O ressentimento turco de que milhões de refugiados não estão voltando para casa já é antigo. Agora é ainda mais agravado pelo grande interesse de governos estrangeiros em usar o país como base para lidar com uma onda de refugiados afegãos que fogem do Talibã. Um populista anti-refugiados de linha dura está criando seu próprio partido em uma tentativa de se tornar a versão turca do italiano Matteo Salvini, o líder de extrema-direita que aproveitou uma oportunidade semelhante para se tornar o criador de reis de seu país.
A oposição estabelecida, entretanto, está sendo pressionada por seus eleitores para ser mais combativa. Estrelas em ascensão como Ekrem Imamoglu, de Istambul, e Mansur Yavas, de Ankara, enfrentam uma barragem de críticas porque não são considerados suficientemente duros.
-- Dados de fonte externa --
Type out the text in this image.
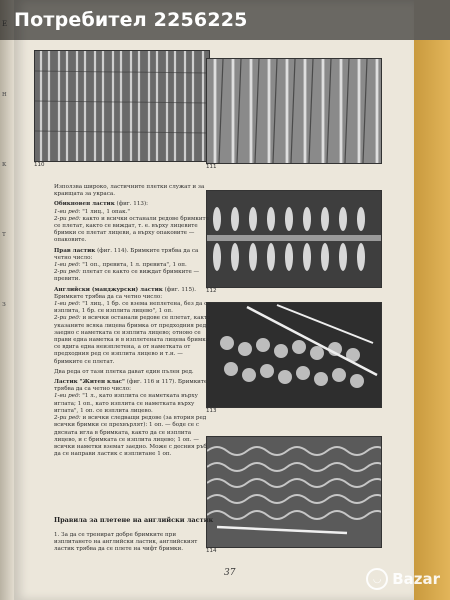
110	111
112
113
114

Използва широко, ластичните плетки служат и за краищата за украса.

Обикновен ластик (фиг. 113):
1-ви ред: "1 лиц., 1 опак."
2-ри ред: както и всички останали редове бримките се плетат, както се виждат, т. е. върху лицевите бримки се плетат лицеви, а върху опаковите — опаковите.

Прав ластик (фиг. 114). Бримките трябва да са четно число:
1-ви ред: "1 оп., превита, 1 л. превита", 1 оп.
2-ри ред: плетат се както се виждат бримките — превити.

Английски (манджурски) ластик (фиг. 115). Бримките трябва да са четно число:
1-ви ред: "1 лиц., 1 бр. се взема неплетена, без да се изплита, 1 бр. се изплита лицево", 1 оп.
2-ри ред: и всички останали редове се плетат, както указаните всяка лицева бримка от предходния ред заедно с наметката се изплита лицево; отново се прави една наметка и в изплетената лицева бримка се вдига една неизплетена, а от наметката от предходния ред се изплита лицево и т.н. — бримките се плетат.

Два реда от тази плетка дават един пълен ред.

Ластик "Житен клас" (фиг. 116 и 117). Бримките трябва да са четно число:
1-ви ред: "1 л., като изплита се наметката върху иглата; 1 оп., като изплита се наметката върху иглата", 1 оп. се изплита лицево.
2-ри ред: и всички следващи редове (за втория ред всички бримки се прехвърлят): 1 оп. — бодe се с дясната игла в бримката, както да се изплита лицево, и с бримката се изплита лицево; 1 оп. — всички наметки вземат заедно. Може с десния ръб да се направи ластик с изплитане 1 оп.

Правила за плетене на английски ластик
1. За да се тренират добре бримките при изплитането на английски ластик, английският ластик трябва да се плете на чифт бримки.
37
н
к
т
з
Потребител 2256225
◡ Bazar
Até mesmo Erdogan está retrocedendo: Ele uma vez se orgulhava de que a Turquia estava pronta para receber refugiados necessitados quando ninguém mais o faria; agora ele resmunga que a Turquia não pode se tornar o “armazém de refugiados” do mundo.
Não era necessário um oráculo para prever que o problema dos refugiados turcos provocaria uma reação de raiva – eu avisei sobre isso nestas páginas há dois anos. A Turquia aceitou mais refugiados do que poderia absorver e os hospedou por mais tempo do que poderia bancar. Ela não tinha um plano nem a capacidade de integrar com sucesso milhões de sírios, iraquianos, somalis e outros. Para a Turquia, absorver mais de cinco milhões de estrangeiros que são culturalmente, etnicamente e linguisticamente diferentes de sua própria população beira ao impossível.
Ancara nunca teve uma prestação de contas honesta com os desafios que enfrenta. Em vez de desenvolver soluções inovadoras e duradouras para seus novos desafios, Ancara recorreu a uma política apressada de tapar o sol com a peneira com banalidades sobre um dever moral de oposição ao Bashar al-Assad da Síria, uma fé compartilhada no Islã e uma ameaça iminente dos curdos. No entanto, Ankara sabia muito bem o quão impopular todo este empreendimento era – como os países europeus contavam com a Turquia para ser a primeira defesa contra o que poderia se tornar seu fardo de refugiados.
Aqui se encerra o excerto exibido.